Each moment is all beings, each moment is the entire world. Reflect now whether any being or any world is left out of the present moment.
– Zen Master Dogen
Meditation. Contemplative practice is a way to nurture our own inner capacity for social action. It waters the root of inner wisdom that makes action fruitful. We learn that silence opens the gate of Not Knowing, and reveals a deep sense of solidarity with all things. In this way we learn the Bodhisattva’s path.
Sangha. Spiritual community acknowledges the truth that we don’t awaken alone. Whether we sit face to face in our local sangha or around the world in a virtual community, we aim to support each other as spiritual friends in our shared commitment to not knowing, bearing witness, and healing action.
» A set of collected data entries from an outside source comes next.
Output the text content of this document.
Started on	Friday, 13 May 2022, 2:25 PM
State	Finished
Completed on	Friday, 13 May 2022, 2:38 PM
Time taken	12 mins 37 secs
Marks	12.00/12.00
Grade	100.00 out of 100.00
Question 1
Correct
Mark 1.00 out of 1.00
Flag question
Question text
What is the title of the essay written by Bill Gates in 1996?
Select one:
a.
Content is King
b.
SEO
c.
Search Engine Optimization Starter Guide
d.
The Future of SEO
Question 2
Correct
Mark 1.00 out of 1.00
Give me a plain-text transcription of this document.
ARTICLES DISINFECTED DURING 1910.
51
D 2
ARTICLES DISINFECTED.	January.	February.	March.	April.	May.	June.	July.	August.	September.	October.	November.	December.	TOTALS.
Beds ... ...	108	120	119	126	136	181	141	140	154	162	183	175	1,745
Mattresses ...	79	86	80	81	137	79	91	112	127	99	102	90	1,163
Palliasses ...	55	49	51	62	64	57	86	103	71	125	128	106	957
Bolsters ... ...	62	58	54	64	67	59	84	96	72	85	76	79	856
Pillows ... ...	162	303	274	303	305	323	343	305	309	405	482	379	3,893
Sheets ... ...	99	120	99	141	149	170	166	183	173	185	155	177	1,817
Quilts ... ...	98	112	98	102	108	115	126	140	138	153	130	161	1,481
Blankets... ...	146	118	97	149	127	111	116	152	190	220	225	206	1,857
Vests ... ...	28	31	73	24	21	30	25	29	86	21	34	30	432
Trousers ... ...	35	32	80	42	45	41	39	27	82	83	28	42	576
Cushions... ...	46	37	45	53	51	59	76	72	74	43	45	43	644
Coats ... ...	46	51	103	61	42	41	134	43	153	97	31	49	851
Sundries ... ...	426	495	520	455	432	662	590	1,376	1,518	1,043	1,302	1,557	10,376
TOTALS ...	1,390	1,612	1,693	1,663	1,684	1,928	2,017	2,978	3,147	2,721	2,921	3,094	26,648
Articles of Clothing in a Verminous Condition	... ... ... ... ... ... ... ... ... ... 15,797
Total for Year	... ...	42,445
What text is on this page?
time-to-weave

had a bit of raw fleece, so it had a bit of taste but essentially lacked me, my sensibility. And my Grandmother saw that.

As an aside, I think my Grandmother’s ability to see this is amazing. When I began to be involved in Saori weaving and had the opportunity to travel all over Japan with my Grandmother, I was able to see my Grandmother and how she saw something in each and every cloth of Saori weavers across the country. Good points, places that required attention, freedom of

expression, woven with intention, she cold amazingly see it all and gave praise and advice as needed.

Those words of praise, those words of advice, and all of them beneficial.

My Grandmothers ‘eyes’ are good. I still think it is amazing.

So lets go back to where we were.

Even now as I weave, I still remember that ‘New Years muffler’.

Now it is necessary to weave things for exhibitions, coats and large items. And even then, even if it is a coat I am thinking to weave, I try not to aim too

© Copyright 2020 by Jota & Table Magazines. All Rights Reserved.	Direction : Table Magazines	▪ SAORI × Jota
Study and Training. Studying together and training in the Zen forms help us cultivate a world view that is all inclusive. Training creates a stable practice that teaches us to show up wholeheartedly, ethically, and grounded for all beings. We support study and training groups for people exploring Zen and Buddhism as well as for longer-term practitioners training as in-the-world New Monastics, Community-Engaged Ministers of Presence, and Zen priests.
Bearing Witness. Like studying a koan, plunging into unfamiliar settings jars us out of our usual way of seeing things, revealing the dead-end of fixed ideas, labels, and categories. Practicing don’t-know mind and becoming intimate with an unfamiliar situation or group of people, our idea of who we really are shifts to be more inclusive. We begin to take care of parts of “ourselves” that have been left behind, ignored, or forgotten.
Naturally Arising Healing Actions. We engage in activities that relieve suffering. The possibilities for healing actions are limitless and rely on each person’s unique interests, gifts, talents, and abilities to serve.
Ceremony and Ritual. Spirituality is naturally imaginative, and creativity allows us to point to truths about our lives that ordinary language cannot capture. Ritual and ceremony are ways for us to make the invisible connections among us visible. Ritual teaches us to move as one body as we bow, chant, or walk together, which becomes a metaphor for the oneness, diversity, and harmony of life. We also use ceremony to call out our best and truest selves. Zen liturgies help us enact Buddhahood, our basic goodness, and calls on the vast lineage of ancestors and spiritual friends to support us in our practice.